In The ANC’s Last Decade, Mathekga-through his different solid case scenarios and observing deeply the current internal wars raging within the party illustrates how the giant of South African politics will eventually fall at either 2024 or 2029 elections.
Now, the fall of the ANC has been something that has been predicted by many political scientists, scholars, and even its nemesis in the political circle, and so Ralph wouldn’t be the last person to make such a similar prediction.
However, what I found to be a solid argument presented by Ralph in this book in that regard is how he bases all his predictions on what is currently happening in the party: the party’s financial crisis, its fragmented leadership, no policy direction, warring factions, and the fact that the party has now even failed to register its candidates with the IEC for the upcoming local government can also be added as another reasons for its inevitable loss of power in the near future.

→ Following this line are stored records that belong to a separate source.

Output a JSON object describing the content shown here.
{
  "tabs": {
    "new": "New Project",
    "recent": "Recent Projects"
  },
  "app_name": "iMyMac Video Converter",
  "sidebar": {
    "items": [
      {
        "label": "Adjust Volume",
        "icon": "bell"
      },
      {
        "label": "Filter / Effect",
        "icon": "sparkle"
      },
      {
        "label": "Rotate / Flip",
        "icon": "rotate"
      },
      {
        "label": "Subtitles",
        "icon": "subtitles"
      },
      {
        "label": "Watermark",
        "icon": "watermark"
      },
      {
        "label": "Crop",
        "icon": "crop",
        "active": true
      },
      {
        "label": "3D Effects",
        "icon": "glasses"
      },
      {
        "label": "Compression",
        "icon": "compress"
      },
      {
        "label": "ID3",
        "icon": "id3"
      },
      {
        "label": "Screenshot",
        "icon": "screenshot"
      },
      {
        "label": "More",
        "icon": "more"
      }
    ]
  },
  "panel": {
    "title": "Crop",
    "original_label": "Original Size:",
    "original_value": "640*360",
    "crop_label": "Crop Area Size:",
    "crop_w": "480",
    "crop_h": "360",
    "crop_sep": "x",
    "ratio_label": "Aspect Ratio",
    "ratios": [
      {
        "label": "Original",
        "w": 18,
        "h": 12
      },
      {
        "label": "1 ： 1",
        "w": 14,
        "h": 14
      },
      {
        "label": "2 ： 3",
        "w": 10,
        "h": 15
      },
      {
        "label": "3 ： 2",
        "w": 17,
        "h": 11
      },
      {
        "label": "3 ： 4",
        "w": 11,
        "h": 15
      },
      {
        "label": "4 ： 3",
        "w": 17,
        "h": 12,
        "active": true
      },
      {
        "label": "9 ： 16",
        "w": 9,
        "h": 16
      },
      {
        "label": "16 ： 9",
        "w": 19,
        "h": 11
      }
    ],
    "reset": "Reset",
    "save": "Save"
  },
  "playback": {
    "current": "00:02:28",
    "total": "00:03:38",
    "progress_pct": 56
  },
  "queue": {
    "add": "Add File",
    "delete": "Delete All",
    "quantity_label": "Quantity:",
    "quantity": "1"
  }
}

Perusing through the pages of this book many will agree and disagree with Ralph, and can even go to the extreme of accusing him of being pro this faction and anti this one- I found myself doing exactly that. And I guess that speaks to the nature of ANC’s politics- you cannot be in the middle, because whatever you say about the party, it will either be seen as being pro or anti this faction- and that is purely on the basis that there are currently two ANCs in one party.
The ANC’s Last Decade is not only a fresh reminder of what led the ANC to find itself in this precarious situation, but how the party will inevitably lose its grip on power irrespective of whom it has as its leader before the end of this decade.
This is a book that will obviously draw different opinions- and that is on the basis that it is based on a prediction rather than fact. But it is a book that I will recommend that we all read ahead of that much-awaited elective conference of next year, because whether we like it or not, whatever outcomes that will emerge from the conference will have impact on the future of this country.